St. Hilary of Poitiers (ca. 315-68) in his De Trinitate discusses the relationship between God the Father and His Son. Here are a few highlights of his teaching:
St. Hilary writes: “It is the Father to Whom all existence owes its origin. In Christ and through Christ He is the source of all. In contrast to all else He is self-existent. He does not draw His being from without, but possesses it from Himself and in Himself. He is infinite, for nothing contains Him and He contains all things; He is eternally unconditioned by space, for He is illimitable. . . . He does not, as men do, receive the power of paternity from an external source. He is unbegotten, everlasting, inherently eternal. To the Son only is He known, for no one knoweth the Father save the Son and him to whom the Son willeth to reveal Him (Matt 11:27).” (II, 6)
Christ said, “The Father is in Me and I in the Father” (John 10:38). St. Hilary elaborates: “As the Father is Spirit, so is the Son Spirit; as the Father is God, so is the Son God; as the Father is Light, so is the Son Light. Thus those properties which are in the Father are the source of those wherewith the Son is endowed. . . . The Father is in the Son, for the Son is from Him; the Son is in the Father, because the Father is His sole Origin; the Only-begotten is in the Unbegotten, because He is the Only-begotten from the Unbegotten. Thus mutually Each is in the Other.” (III, 4)
The centurion, the guardian of the cross, cried out, “Truly this was the Son of God” (Matt 27:54). St. Hilary comments: “Multitudes of us are sons of God; He is Son in another sense. For He is God’s true and own Son, by origin and not by adoption.” (III, 11)
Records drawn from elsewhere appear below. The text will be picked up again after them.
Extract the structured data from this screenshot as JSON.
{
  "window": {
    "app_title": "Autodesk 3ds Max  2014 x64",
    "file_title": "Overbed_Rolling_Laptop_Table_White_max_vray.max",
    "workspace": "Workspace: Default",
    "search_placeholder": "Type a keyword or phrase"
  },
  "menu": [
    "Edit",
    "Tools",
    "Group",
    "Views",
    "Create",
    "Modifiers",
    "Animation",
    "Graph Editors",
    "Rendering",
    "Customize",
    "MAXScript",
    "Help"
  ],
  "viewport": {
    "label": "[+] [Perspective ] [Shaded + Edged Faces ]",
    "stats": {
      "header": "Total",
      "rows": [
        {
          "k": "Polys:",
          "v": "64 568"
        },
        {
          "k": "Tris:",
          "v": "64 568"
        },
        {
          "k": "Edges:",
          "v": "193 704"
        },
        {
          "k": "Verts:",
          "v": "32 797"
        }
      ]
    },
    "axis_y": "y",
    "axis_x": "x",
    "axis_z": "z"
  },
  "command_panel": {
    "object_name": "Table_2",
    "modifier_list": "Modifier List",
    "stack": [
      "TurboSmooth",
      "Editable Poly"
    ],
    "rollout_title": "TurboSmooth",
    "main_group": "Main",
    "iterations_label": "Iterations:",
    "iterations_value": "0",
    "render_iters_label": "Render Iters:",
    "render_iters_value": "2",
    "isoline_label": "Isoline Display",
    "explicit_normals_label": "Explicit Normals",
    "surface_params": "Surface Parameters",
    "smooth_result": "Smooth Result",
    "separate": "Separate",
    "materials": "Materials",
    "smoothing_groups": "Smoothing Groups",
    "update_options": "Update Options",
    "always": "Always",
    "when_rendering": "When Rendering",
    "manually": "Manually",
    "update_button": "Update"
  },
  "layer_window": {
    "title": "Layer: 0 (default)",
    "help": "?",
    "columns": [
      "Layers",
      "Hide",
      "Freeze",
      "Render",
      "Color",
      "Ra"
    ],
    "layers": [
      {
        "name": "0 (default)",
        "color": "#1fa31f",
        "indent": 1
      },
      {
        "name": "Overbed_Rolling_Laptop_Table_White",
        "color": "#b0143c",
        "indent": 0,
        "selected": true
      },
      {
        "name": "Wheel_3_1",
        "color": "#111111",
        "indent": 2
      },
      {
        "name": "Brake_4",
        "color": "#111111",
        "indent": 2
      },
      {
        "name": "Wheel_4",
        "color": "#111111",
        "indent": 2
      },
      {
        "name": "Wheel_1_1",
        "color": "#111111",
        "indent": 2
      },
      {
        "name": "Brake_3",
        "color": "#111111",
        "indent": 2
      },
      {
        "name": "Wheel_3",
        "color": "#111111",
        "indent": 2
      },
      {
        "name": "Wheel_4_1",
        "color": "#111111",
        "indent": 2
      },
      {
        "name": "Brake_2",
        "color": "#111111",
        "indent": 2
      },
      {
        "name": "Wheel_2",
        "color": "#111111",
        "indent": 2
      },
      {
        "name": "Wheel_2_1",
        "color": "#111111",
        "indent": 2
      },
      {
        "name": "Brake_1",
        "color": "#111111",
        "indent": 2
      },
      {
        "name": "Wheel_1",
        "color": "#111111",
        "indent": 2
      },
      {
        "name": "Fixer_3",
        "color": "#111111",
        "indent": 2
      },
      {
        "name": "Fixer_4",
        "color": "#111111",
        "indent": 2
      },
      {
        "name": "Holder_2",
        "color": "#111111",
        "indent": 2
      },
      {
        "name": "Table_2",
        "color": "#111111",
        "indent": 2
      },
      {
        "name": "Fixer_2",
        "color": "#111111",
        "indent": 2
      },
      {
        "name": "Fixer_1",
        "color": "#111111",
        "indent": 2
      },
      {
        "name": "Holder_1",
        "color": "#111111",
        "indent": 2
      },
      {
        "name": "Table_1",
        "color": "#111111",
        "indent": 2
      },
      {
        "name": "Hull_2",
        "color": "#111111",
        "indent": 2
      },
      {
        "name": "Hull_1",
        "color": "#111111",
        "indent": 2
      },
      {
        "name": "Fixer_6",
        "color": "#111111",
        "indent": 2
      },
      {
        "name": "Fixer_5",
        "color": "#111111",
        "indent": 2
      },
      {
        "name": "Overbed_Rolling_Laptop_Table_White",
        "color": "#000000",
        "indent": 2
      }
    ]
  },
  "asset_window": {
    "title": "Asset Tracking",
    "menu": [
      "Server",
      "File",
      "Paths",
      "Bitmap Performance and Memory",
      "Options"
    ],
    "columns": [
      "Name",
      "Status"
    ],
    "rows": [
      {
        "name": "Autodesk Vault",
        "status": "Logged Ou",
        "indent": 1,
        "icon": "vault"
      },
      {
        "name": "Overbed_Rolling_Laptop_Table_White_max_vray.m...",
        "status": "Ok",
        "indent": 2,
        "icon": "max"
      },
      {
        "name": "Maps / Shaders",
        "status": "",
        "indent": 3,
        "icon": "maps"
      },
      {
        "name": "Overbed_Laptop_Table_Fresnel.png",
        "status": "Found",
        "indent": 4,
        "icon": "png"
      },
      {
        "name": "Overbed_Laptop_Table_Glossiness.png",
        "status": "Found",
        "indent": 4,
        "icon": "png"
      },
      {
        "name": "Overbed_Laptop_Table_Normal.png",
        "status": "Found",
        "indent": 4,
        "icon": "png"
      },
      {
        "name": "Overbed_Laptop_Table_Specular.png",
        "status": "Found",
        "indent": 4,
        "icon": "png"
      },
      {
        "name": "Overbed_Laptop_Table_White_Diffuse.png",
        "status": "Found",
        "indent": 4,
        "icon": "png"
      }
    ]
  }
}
A person is called a “father” precisely because he has a son: “The name of Father involves that of Son, since without having a son none can be a father. Evidence of the existence of a son is proof that there has been a father, for a son cannot exist except from a father. When we confess that God is One we deny that He is single; for the Son is the complement of the Father, and to the Father the Son’s existence is due.” (VII, 31)
Christ said, “I and the Father are One” (John 10:30), and “He that hath seen Me hath seen the Father also” (John 14:9). St. Hilary remarks: “A recognition of God the Son produces a recognition of God the Father. For the Son is in such a sense the Image, as to be One in kind with the Father, and yet to indicate that the Father is His Origin. . . . The Son that is born of the Father has a nature in no wise different from His; and, because His nature is not different, He possesses the power of that nature which is the same as His own.” (VII, 37)
Quotations from A Select Library of the Nicene and Post-Nicene Fathers of the Christian Church, Second Series, Vol. IX, ed. Philip Schaff and Henry Wace (Edinburgh: T&T Clark, 1886).